Aviation Week (6/19, Butler) reported the two companies vying for the US Air Force contract to build refueling tankers for military jets, Boeing and Northrop Grumman/EADS North America, disagree on the prospect of a "low-price, technically acceptable" (LPTA) competition. While Boeing endorses the LPTA approach, which "calls for both entrants to qualify for threshold requirements and then engage in a price shoot-out", Ralph Crosby, CEO of EADS North America said it "'works for pencils and tablets [but] is a flawed concept' for a military system." Both companies are developing tankers based on their commercial platforms adapted for military use. While they are open to a "dual buy" result, "Defense Secretary Robert Gates...is adamant that he wants a single winner" of the contract.

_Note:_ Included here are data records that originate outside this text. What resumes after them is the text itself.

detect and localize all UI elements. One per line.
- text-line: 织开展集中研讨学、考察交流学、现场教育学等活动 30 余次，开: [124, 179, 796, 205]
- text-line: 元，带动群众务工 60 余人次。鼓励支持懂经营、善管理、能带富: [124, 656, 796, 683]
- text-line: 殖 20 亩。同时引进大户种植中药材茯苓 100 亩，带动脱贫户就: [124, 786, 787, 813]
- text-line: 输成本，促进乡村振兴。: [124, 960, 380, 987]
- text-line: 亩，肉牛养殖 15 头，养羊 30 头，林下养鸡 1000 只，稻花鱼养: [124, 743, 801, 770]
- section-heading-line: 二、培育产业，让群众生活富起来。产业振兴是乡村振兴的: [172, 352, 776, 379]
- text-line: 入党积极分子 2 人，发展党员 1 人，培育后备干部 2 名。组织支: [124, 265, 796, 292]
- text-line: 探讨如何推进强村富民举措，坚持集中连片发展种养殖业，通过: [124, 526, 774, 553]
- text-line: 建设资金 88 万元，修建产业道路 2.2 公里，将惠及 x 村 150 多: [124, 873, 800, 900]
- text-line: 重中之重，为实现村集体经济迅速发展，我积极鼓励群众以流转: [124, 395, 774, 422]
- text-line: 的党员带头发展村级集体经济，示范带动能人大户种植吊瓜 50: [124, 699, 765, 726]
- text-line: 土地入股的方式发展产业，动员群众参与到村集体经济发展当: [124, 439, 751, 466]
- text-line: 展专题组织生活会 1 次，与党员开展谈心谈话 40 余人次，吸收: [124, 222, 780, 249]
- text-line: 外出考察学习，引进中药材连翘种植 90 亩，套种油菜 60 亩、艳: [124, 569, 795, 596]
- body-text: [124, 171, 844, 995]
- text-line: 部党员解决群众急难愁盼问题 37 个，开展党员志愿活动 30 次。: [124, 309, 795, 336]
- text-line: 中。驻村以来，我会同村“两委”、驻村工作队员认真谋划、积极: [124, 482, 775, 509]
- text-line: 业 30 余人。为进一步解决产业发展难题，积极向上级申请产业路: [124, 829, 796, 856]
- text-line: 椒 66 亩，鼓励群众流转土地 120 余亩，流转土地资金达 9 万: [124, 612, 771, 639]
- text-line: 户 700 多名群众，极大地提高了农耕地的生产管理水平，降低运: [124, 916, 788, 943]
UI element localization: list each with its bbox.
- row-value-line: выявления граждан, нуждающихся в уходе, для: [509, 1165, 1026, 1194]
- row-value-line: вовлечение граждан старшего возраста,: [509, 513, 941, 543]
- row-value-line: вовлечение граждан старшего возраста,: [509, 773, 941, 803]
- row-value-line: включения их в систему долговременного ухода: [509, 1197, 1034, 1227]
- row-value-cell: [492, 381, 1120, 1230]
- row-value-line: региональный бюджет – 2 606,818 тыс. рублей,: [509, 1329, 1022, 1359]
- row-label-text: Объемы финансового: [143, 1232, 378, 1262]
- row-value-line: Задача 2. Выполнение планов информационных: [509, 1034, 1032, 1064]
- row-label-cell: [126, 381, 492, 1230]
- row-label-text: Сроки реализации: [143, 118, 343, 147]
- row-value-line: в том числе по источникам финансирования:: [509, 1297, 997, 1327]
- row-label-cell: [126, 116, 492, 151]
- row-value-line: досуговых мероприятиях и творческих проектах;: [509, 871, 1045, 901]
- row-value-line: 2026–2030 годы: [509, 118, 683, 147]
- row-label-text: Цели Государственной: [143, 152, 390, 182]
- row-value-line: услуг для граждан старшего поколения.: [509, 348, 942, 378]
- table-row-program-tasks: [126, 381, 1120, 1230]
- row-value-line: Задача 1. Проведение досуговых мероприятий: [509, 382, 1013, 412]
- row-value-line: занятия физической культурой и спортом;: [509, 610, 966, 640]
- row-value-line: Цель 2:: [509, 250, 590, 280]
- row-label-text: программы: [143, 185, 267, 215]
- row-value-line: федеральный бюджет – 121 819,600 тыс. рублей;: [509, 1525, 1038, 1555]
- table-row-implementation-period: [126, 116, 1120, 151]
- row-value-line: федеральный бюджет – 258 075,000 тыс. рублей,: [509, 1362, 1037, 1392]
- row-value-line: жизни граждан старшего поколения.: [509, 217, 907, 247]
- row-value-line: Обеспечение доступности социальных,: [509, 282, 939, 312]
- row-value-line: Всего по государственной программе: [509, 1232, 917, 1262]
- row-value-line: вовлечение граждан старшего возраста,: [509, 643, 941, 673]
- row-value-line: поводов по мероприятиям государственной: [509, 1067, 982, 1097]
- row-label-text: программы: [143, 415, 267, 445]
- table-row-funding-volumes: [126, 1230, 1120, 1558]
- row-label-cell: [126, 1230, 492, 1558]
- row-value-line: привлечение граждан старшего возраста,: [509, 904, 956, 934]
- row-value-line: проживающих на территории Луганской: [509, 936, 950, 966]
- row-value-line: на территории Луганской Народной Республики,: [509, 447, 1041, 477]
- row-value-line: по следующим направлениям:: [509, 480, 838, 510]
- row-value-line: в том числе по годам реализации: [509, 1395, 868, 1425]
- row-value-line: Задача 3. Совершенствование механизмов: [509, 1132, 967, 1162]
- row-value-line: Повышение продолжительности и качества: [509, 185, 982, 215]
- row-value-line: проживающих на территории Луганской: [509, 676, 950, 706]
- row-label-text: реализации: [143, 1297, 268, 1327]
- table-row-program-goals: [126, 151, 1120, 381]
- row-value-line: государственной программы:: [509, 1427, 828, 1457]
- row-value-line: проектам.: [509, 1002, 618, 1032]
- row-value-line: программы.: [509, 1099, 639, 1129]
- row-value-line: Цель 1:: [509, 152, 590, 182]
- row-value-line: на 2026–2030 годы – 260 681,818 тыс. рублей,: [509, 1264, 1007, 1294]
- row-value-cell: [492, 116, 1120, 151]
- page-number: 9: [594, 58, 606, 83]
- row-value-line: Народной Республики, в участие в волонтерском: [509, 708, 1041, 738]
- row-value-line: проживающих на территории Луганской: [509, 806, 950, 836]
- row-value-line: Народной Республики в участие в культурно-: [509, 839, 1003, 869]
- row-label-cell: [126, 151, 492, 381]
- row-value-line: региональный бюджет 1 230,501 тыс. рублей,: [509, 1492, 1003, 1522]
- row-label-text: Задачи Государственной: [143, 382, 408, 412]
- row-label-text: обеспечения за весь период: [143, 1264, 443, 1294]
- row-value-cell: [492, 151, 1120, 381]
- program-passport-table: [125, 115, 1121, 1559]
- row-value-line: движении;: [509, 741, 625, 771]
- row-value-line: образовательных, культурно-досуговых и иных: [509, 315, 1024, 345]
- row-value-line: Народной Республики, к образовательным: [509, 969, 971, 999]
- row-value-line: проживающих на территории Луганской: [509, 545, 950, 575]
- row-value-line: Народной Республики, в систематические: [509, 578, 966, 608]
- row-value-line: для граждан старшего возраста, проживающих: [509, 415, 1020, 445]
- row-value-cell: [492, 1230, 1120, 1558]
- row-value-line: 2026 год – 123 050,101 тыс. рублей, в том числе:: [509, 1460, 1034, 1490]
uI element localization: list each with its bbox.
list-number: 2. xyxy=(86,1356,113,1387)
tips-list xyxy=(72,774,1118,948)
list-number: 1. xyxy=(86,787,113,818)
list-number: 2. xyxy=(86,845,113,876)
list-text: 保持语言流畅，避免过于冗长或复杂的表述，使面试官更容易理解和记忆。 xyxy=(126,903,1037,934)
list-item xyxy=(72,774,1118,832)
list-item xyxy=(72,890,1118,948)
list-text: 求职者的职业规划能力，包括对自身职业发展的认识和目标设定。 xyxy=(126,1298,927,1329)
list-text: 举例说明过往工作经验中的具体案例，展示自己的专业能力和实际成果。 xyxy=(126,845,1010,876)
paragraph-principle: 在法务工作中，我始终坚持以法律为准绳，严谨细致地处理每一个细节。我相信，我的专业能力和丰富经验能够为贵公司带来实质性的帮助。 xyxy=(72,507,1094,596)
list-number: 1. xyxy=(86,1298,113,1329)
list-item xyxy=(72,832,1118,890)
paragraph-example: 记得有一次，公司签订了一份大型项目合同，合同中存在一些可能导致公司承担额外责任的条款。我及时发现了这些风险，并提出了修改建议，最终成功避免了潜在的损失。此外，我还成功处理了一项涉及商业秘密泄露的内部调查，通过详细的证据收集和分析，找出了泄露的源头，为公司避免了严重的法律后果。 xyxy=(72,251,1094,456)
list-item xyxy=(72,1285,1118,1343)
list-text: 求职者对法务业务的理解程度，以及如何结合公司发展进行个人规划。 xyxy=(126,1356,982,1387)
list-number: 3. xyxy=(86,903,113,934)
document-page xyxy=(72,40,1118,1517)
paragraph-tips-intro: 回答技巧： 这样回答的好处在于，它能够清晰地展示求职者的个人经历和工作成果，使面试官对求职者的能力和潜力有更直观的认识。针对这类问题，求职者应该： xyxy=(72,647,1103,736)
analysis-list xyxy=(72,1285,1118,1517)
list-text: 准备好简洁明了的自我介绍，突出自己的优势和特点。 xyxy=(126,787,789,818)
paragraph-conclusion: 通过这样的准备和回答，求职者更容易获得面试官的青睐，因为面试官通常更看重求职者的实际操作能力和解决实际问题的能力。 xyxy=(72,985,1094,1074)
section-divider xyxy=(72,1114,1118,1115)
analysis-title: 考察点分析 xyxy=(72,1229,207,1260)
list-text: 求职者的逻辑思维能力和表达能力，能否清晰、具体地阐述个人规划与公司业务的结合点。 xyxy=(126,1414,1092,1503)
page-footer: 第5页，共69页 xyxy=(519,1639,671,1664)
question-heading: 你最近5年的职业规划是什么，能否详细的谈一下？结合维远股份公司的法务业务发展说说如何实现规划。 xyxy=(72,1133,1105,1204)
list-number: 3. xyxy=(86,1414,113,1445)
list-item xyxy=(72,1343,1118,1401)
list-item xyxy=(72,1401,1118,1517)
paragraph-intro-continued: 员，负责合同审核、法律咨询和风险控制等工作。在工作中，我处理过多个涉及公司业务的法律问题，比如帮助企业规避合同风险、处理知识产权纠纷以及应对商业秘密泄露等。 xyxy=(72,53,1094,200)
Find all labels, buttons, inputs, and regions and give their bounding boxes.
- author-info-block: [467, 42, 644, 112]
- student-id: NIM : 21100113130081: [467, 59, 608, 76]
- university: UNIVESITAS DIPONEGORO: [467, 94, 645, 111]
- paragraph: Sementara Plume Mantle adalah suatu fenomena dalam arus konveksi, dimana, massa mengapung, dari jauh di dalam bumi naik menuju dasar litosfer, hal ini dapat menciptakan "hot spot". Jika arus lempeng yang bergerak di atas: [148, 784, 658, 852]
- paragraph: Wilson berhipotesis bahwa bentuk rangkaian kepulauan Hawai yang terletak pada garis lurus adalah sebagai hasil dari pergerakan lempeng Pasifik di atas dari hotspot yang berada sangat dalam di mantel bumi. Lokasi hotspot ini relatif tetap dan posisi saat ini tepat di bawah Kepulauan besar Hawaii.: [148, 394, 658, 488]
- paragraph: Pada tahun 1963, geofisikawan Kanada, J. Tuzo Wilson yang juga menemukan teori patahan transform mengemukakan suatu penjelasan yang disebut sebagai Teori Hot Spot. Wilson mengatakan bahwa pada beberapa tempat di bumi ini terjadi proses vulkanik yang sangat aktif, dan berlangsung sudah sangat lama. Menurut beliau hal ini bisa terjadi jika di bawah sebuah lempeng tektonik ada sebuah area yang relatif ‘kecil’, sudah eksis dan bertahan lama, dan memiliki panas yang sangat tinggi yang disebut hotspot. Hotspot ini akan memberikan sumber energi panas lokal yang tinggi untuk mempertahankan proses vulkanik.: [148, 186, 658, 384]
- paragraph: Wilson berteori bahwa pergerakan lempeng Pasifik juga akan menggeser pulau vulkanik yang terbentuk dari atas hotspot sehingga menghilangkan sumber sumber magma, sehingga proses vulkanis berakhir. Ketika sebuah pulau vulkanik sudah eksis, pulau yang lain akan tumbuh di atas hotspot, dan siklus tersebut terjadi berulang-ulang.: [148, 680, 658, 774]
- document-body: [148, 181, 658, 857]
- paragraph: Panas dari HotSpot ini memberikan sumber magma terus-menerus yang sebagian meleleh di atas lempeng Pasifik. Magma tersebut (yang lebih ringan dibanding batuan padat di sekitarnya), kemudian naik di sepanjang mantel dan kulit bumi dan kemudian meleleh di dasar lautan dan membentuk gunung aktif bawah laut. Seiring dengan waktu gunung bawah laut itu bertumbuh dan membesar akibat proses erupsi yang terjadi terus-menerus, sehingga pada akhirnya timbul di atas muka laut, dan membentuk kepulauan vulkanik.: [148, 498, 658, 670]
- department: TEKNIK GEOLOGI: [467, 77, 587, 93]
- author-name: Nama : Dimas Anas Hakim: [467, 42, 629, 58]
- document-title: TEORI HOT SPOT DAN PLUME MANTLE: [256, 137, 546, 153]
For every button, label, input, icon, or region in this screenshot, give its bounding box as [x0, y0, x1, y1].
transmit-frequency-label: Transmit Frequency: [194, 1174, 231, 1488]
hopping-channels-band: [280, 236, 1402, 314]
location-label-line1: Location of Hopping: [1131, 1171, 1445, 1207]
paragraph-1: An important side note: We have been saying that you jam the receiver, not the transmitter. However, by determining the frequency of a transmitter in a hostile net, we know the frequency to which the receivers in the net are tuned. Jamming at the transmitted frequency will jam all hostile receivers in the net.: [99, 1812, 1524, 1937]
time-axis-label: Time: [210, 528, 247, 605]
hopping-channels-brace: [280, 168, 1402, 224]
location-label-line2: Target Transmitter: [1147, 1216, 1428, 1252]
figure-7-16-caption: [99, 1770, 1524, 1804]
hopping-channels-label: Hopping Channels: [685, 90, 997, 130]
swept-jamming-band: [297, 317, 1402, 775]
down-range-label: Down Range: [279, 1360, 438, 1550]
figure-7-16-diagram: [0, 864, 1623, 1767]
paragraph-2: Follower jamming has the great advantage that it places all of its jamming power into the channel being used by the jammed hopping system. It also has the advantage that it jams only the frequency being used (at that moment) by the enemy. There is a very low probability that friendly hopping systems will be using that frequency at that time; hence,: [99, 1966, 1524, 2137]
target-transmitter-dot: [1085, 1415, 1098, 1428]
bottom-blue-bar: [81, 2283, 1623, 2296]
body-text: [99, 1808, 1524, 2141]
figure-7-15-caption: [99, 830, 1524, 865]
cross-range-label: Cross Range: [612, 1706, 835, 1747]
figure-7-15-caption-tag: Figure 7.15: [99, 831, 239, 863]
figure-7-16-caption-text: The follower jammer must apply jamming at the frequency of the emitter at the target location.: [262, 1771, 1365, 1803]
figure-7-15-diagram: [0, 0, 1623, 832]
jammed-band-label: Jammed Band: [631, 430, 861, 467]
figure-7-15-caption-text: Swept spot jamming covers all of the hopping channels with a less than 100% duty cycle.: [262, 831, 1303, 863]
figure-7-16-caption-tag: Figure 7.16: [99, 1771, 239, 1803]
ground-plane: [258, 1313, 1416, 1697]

Flight International (6/21, Timble) reported Boeing and Northrop gave the "first public glimpses of their competitive strategies" to win the USAF contract. Boeing plants to build a tanker off of either its 767 or 777-200ER platform, and is "studying even the General Electric GEnx engine family to power" the final choice. Meanwhile, "Northrop Grumman/EADS North America team, by contrast, revealed itself as locked even more narrowly on the foundation of its initially successful previous proposal," a KC-30 tanker based on the "A330-200 passenger-to-freighter model powered by GE CF6-80s."